Fitch estime que les risques liés au refinancement et au taux de change sont en partie contenus par la structure de la dette marocaine, caractérisée notamment par des maturités longues, une forte proportion d'emprunts à taux fixe et un recours important aux financements extérieurs concessionnels.
Une croissance attendue à 4% en 2026
Fitch prévoit un creusement du déficit courant à 3,8% du PIB en 2026, contre 2,5% en 2025, avant une réduction à une moyenne de 2,6% sur 2027-2028.
La position extérieure du Royaume bénéficie toutefois du renforcement de ses réserves de change, qui atteignaient 48 milliards de dollars fin 2025.
Par ailleurs, l'agence estime qu'elles devraient couvrir en moyenne 5,1 mois de paiements extérieurs courants entre 2026 et 2028. À cela s'ajoute la deuxième ligne de crédit flexible de deux ans, d'environ 4,5 milliards de dollars, approuvée par le FMI en avril 2026 et destinée à renforcer le coussin de liquidité extérieure.

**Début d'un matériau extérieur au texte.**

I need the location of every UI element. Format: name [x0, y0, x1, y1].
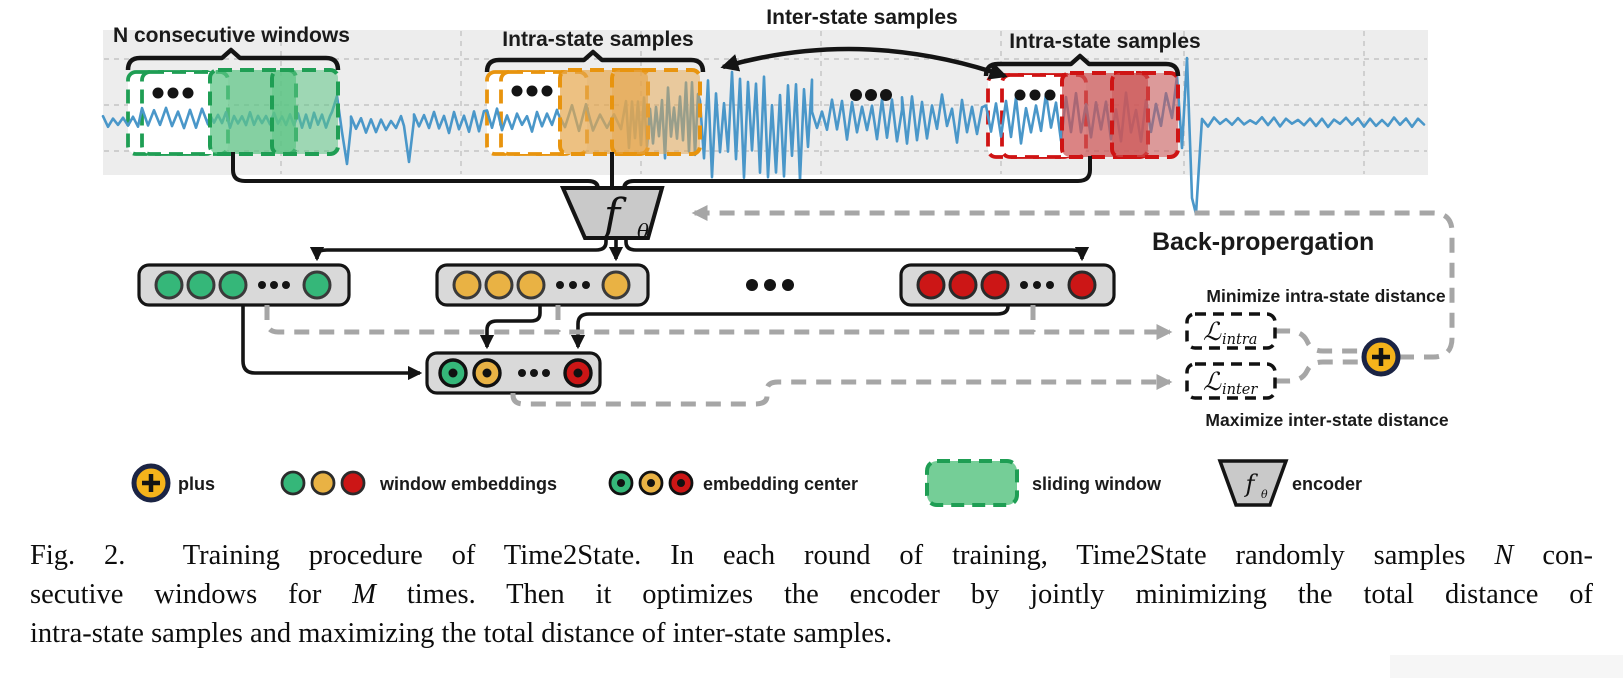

Sur le plan de l'activité, Fitch prévoit un ralentissement de la croissance du PIB réel à 4% en 2026, contre 4,9% en 2025. Elle devrait ensuite s'établir en moyenne à 4,2% en 2027-2028.
L'agence estime par ailleurs que les élections législatives prévues en septembre 2026 ne devraient pas modifier de manière significative l'orientation de la politique économique du Maroc.